Unserer Regierung sind diese Dinge lange bekannt! Statt ihnen aber abzuhelfen bekommt man als Normalfahrgast stets nur was vom „Wegerisiko“ zu hören, will heißen man sei daran auch noch selber schuld. Dazu will ich eins ganz klar sagen: Die Möglichkeit zur Einflussnahme hört für alle Normalverbraucher da auf, dass sie zeitgerecht an der Abgangshaltestelle eintreffen. Auf den Betrieb haben sie absolut keinen wirklichen Einfluss. Man kann so schnell wie möglich ein- oder aussteigen. Aber man kann nicht beeinflussen dass die Züge zu wenig Türen haben, dass es wegen Mängeln am Gleis massig Langsamfahrstellen gibt, dass es Umleitungen gibt, dass Züge ausfallen weil die Fahrer nicht da sind. Das alles geht auf die Kappe der Planungsebene, die es unterlassen hat rechtzeitig gegenzusteuern. Die Züge dürfen nicht länger sein als der kürzeste Bahnsteig auf der Strecke? Ihr selbst habt die absägen lassen! Also hört mir bitte auf mit eurem Wegerisiko, und daran wird sich auch nichts ändern wenn die Monatskarten wieder das Zigfache kosten!

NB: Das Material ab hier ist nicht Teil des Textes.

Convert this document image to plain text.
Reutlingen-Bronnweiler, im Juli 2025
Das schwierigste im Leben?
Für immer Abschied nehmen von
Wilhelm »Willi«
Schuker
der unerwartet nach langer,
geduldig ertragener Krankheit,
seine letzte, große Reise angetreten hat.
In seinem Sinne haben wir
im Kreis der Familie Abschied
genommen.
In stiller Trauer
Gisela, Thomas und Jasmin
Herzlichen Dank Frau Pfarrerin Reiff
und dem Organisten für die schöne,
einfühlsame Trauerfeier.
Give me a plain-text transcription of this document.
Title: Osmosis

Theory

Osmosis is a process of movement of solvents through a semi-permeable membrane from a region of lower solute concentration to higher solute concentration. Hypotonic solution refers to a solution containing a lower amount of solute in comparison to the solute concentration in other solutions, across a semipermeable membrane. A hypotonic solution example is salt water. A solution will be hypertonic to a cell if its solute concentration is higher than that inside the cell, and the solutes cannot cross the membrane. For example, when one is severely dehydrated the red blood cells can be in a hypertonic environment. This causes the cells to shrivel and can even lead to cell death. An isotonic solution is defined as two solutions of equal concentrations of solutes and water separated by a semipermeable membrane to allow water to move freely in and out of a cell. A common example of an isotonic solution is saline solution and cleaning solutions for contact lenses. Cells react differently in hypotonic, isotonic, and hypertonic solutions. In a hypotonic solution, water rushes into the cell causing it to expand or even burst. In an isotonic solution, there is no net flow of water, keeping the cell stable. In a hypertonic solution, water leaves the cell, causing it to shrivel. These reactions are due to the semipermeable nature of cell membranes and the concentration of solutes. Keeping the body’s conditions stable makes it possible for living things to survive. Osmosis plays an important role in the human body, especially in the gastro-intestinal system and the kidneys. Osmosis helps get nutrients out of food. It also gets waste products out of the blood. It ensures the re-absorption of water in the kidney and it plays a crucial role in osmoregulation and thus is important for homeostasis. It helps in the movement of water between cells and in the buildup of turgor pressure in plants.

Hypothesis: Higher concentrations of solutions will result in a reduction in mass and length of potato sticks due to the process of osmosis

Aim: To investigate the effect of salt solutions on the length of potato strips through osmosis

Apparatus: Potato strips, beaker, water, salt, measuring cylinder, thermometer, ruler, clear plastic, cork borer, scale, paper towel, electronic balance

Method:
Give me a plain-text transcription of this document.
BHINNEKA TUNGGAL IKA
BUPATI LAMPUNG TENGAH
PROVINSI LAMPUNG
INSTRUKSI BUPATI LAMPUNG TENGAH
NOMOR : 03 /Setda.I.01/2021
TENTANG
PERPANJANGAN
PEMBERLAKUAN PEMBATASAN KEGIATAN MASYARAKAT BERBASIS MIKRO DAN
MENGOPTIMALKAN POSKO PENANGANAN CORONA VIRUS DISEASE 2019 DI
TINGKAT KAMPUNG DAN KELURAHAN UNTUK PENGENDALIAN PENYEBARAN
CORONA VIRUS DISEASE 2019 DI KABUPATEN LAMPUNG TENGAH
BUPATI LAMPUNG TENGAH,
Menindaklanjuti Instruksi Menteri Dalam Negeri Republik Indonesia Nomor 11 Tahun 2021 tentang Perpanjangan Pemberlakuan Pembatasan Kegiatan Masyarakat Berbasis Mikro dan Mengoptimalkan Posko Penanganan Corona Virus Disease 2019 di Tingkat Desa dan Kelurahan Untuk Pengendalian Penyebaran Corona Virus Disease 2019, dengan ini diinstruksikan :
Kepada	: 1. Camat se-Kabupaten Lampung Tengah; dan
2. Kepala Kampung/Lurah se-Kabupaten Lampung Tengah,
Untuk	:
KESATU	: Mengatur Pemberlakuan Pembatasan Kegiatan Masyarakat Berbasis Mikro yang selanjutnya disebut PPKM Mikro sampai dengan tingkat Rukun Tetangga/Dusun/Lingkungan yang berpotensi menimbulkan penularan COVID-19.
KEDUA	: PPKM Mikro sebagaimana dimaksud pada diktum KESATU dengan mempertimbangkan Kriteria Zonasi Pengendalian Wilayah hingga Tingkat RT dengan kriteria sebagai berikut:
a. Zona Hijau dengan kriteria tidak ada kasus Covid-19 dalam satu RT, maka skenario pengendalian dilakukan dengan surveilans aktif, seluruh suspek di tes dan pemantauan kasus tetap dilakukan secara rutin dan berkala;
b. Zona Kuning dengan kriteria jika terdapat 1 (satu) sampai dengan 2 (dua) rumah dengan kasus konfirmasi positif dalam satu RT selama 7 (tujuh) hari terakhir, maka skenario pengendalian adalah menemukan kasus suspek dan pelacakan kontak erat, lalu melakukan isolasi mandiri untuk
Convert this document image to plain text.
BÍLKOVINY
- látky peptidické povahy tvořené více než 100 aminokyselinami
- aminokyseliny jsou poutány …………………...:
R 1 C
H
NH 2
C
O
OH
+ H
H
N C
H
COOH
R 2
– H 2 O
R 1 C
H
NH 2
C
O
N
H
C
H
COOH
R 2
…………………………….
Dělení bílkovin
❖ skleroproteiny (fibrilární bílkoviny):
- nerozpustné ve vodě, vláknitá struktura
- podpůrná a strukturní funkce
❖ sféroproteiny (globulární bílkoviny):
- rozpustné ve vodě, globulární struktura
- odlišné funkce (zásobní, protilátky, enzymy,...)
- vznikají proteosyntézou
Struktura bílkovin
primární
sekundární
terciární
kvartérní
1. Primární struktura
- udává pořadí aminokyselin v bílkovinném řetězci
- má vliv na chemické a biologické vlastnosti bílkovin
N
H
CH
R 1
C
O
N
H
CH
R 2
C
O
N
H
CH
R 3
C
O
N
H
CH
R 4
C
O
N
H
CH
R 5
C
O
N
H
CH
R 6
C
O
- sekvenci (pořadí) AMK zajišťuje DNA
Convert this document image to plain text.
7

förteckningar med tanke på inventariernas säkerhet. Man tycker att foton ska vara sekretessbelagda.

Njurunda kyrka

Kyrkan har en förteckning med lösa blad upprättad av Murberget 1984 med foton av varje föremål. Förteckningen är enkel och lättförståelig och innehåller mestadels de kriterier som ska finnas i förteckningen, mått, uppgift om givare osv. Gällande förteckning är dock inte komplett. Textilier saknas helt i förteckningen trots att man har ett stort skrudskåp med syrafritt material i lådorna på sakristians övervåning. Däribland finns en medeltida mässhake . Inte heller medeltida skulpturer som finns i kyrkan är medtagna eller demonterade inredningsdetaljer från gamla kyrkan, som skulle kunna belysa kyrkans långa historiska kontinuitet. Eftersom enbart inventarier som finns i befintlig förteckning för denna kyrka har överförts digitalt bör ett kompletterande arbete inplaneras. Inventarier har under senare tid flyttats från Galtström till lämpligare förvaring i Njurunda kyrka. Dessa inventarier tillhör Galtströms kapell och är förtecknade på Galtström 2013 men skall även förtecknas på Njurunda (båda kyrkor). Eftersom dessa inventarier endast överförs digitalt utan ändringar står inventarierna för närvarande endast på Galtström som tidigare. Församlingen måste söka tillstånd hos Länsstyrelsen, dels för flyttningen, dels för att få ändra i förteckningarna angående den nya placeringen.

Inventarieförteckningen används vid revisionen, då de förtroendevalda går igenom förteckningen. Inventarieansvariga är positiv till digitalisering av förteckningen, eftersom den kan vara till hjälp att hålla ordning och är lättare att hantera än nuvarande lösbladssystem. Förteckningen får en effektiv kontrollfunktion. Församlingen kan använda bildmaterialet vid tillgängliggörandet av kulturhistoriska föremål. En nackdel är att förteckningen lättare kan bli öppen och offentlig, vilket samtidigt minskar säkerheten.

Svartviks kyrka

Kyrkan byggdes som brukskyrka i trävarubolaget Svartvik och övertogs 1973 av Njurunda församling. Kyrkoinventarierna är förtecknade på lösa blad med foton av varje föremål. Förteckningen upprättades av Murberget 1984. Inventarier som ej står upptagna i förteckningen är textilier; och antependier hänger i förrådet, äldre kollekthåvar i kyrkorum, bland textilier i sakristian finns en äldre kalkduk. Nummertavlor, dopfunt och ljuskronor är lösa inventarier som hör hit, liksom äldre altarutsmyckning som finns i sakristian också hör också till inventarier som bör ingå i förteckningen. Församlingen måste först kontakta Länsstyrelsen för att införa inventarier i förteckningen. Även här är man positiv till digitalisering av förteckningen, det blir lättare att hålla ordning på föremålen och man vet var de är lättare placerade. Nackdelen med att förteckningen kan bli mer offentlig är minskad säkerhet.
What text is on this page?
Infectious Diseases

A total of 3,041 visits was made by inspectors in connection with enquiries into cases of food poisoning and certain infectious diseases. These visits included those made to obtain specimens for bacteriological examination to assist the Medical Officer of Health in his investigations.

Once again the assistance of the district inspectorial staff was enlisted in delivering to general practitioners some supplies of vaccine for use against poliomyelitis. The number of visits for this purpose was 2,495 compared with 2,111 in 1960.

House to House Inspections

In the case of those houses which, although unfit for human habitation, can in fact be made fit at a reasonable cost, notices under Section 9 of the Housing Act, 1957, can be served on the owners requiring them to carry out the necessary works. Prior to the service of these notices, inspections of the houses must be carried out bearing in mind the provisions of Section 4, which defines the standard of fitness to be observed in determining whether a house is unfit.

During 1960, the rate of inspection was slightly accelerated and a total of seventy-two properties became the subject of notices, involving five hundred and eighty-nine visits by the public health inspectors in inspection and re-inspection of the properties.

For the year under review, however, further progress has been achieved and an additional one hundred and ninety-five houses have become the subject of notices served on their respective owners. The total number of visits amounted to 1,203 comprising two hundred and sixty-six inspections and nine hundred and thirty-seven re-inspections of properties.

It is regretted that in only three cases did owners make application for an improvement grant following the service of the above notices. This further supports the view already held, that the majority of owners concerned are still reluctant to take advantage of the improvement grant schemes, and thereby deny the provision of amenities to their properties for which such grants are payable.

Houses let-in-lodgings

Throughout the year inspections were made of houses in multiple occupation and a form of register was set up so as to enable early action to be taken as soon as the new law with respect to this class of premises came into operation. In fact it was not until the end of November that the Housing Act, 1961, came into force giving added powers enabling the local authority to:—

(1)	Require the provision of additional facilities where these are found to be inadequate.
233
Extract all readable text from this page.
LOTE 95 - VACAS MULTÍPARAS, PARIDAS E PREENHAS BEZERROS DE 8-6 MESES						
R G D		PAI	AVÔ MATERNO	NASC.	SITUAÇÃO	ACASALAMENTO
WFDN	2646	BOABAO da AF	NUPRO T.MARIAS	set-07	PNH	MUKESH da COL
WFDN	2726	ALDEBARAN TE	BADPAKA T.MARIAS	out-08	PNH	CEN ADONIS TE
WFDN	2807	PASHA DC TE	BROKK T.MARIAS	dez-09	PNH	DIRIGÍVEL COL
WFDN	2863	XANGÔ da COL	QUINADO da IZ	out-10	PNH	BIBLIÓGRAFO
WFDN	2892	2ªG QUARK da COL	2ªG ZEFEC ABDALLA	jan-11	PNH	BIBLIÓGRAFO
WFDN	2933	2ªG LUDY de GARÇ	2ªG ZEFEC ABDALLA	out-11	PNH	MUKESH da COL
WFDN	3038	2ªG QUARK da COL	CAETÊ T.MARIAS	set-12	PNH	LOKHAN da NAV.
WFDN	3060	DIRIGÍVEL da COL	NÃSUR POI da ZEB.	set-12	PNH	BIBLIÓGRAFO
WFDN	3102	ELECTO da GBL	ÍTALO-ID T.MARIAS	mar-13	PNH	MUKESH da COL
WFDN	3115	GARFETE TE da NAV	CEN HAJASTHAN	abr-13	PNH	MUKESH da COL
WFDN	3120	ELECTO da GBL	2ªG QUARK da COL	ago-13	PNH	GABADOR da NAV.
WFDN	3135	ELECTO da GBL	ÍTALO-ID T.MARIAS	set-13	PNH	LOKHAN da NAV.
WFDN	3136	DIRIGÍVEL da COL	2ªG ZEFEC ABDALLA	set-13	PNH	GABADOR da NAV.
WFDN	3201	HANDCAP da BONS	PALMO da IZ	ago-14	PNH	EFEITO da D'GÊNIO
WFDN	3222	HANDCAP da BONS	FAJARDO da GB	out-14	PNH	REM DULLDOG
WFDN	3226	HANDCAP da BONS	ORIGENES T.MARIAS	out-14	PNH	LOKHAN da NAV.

Es gab genau eine Erkenntnis aus diesem Ticket, die bleiben wird: ein Nahverkehr, den man nutzen kann ohne über Tarifgrenzen nachzudenken, eine Fahrkarte die gilt egal in welche fremde Stadt man kommt – das ist attraktiv und wird angenommen. Über den Preis zu reden wäre ein anderes Thema solange die dafür nötigen Kapazitäten nicht da sind. Ein Zurück zum altbekannten Kleinklein der Verkehrsverbünde bringt uns da nicht weiter.